Les États-Unis ont intensifié mardi leur pression économique sur l'Iran, ciblant un vaste réseau bancaire occulte de 35 entités et individus utilisés pour contourner les sanctions, tout en avertissant les institutions financières de leur exposition aux raffineries chinoises qui achètent du brut iranien. Cette mesure vise à perturber ce que les responsables appellent une bouée de sauvetage financière critique pour les forces armées iraniennes, contribuant à une hausse des prix du pétrole déjà gonflés par les interruptions d'approvisionnement au Moyen-Orient.

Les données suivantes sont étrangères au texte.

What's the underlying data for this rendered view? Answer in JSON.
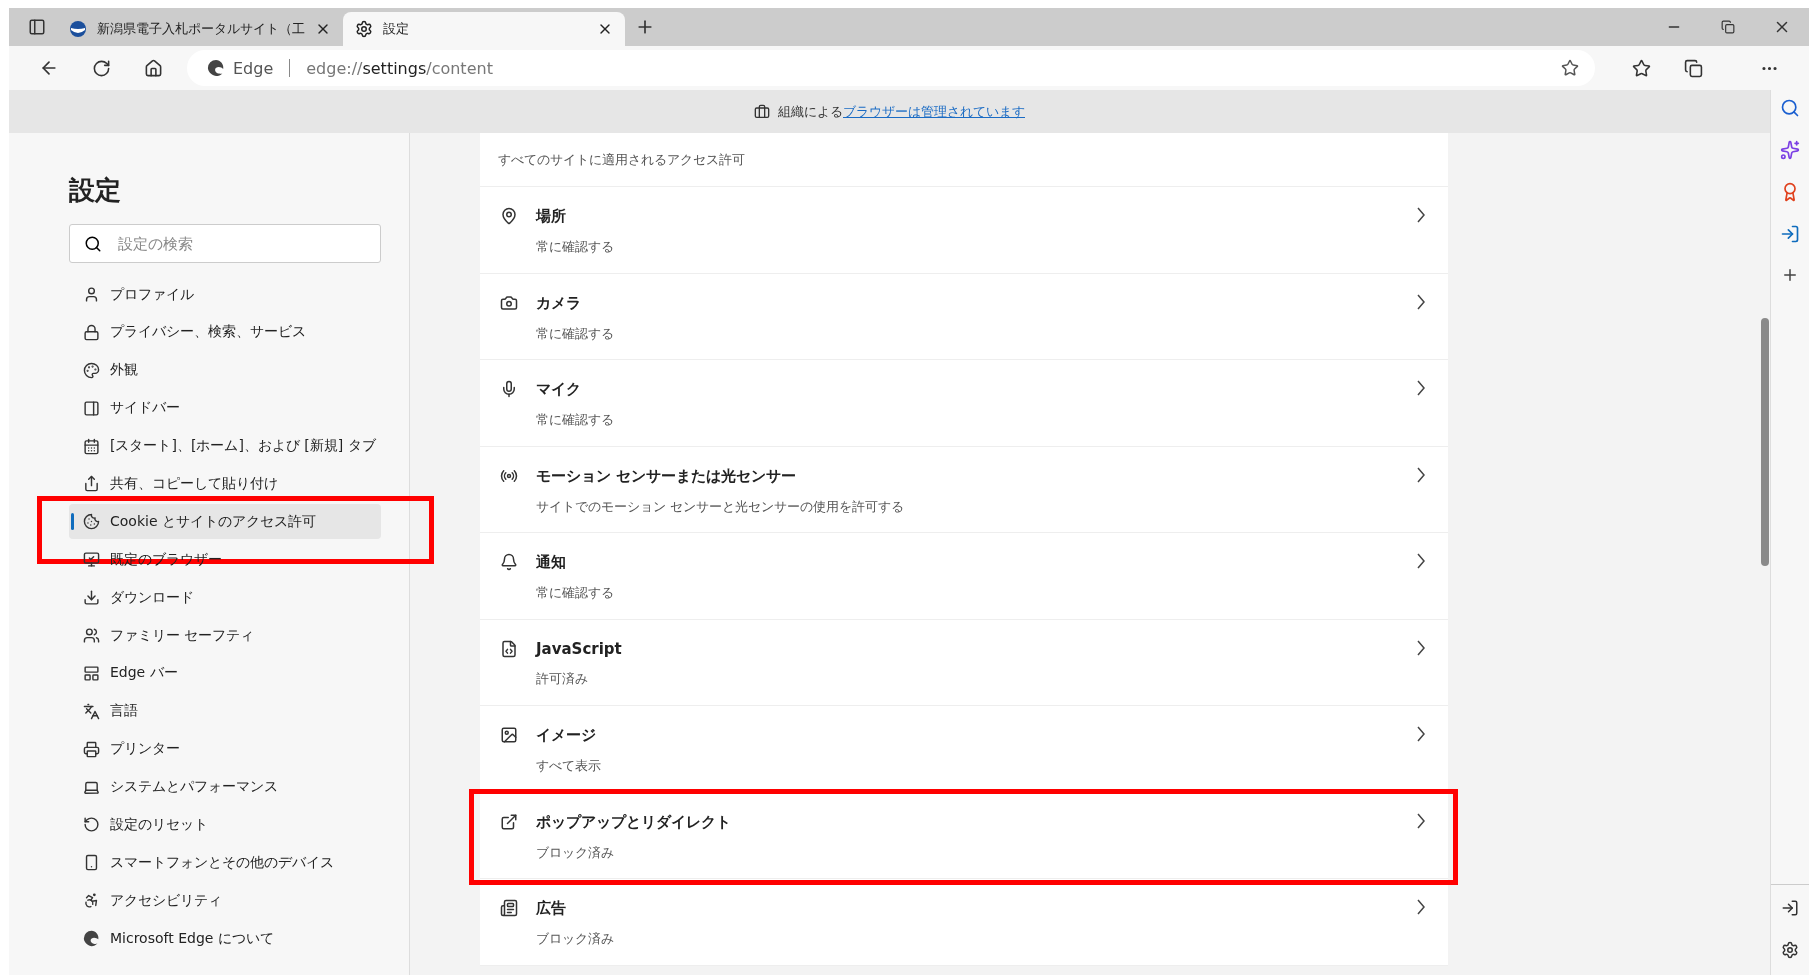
{
  "tabs": [
    {
      "title": "新潟県電子入札ポータルサイト（工",
      "selected": false,
      "kind": "site"
    },
    {
      "title": "設定",
      "selected": true,
      "kind": "settings"
    }
  ],
  "address": {
    "brand": "Edge",
    "url_scheme": "edge://",
    "url_host": "settings",
    "url_path": "/content"
  },
  "info_bar": {
    "text": "組織による",
    "link": "ブラウザーは管理されています"
  },
  "sidebar": {
    "title": "設定",
    "search": {
      "placeholder": "設定の検索"
    },
    "items": [
      {
        "label": "プロファイル",
        "selected": false,
        "highlighted": false
      },
      {
        "label": "プライバシー、検索、サービス",
        "selected": false,
        "highlighted": false
      },
      {
        "label": "外観",
        "selected": false,
        "highlighted": false
      },
      {
        "label": "サイドバー",
        "selected": false,
        "highlighted": false
      },
      {
        "label": "[スタート]、[ホーム]、および [新規] タブ",
        "selected": false,
        "highlighted": false
      },
      {
        "label": "共有、コピーして貼り付け",
        "selected": false,
        "highlighted": false
      },
      {
        "label": "Cookie とサイトのアクセス許可",
        "selected": true,
        "highlighted": true
      },
      {
        "label": "既定のブラウザー",
        "selected": false,
        "highlighted": false
      },
      {
        "label": "ダウンロード",
        "selected": false,
        "highlighted": false
      },
      {
        "label": "ファミリー セーフティ",
        "selected": false,
        "highlighted": false
      },
      {
        "label": "Edge バー",
        "selected": false,
        "highlighted": false
      },
      {
        "label": "言語",
        "selected": false,
        "highlighted": false
      },
      {
        "label": "プリンター",
        "selected": false,
        "highlighted": false
      },
      {
        "label": "システムとパフォーマンス",
        "selected": false,
        "highlighted": false
      },
      {
        "label": "設定のリセット",
        "selected": false,
        "highlighted": false
      },
      {
        "label": "スマートフォンとその他のデバイス",
        "selected": false,
        "highlighted": false
      },
      {
        "label": "アクセシビリティ",
        "selected": false,
        "highlighted": false
      },
      {
        "label": "Microsoft Edge について",
        "selected": false,
        "highlighted": false
      }
    ]
  },
  "content": {
    "section_description": "すべてのサイトに適用されるアクセス許可",
    "rows": [
      {
        "title": "場所",
        "subtitle": "常に確認する",
        "highlighted": false
      },
      {
        "title": "カメラ",
        "subtitle": "常に確認する",
        "highlighted": false
      },
      {
        "title": "マイク",
        "subtitle": "常に確認する",
        "highlighted": false
      },
      {
        "title": "モーション センサーまたは光センサー",
        "subtitle": "サイトでのモーション センサーと光センサーの使用を許可する",
        "highlighted": false
      },
      {
        "title": "通知",
        "subtitle": "常に確認する",
        "highlighted": false
      },
      {
        "title": "JavaScript",
        "subtitle": "許可済み",
        "highlighted": false
      },
      {
        "title": "イメージ",
        "subtitle": "すべて表示",
        "highlighted": false
      },
      {
        "title": "ポップアップとリダイレクト",
        "subtitle": "ブロック済み",
        "highlighted": true
      },
      {
        "title": "広告",
        "subtitle": "ブロック済み",
        "highlighted": false
      }
    ]
  }
}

« Le système bancaire occulte de l'Iran sert de bouée de sauvetage financière critique pour ses forces armées, permettant des activités qui perturbent le commerce mondial et alimentent la violence à travers le Moyen-Orient », a déclaré le secrétaire au Trésor Scott Bessent dans un communiqué. « Toute institution qui facilite ou s'engage avec ces réseaux risque de graves conséquences. »
Cette double action a poussé les contrats à terme sur le pétrole Brent pour juin à la hausse de 0,47 %, à 111,78 $ le baril, tandis que les contrats à terme sur le pétrole West Texas Intermediate (WTI) ont augmenté de 0,57 %, à 100,50 $. Les sanctions et l'avis de l'Office of Foreign Assets Control (OFAC) du Trésor lient explicitement les ventes illicites de pétrole de l'Iran, acheminées par ce réseau, au financement de son armée, du Corps des gardiens de la révolution islamique (CGRI) et de divers groupes par procuration.
Cette escalade représente l'action américaine la plus importante contre la contrebande de pétrole iranien vers la Chine depuis l'abandon des tentatives de rétablissement de l'accord sur le nucléaire de 2015. Le ciblage des soi-disant « péages » payés au CGRI pour le passage par le détroit d'Ormuz — un point de passage pour environ 20 % de l'approvisionnement mondial en pétrole — menace directement une source de revenus clé pour Téhéran et expose toute banque étrangère impliquée dans de telles transactions à des sanctions américaines.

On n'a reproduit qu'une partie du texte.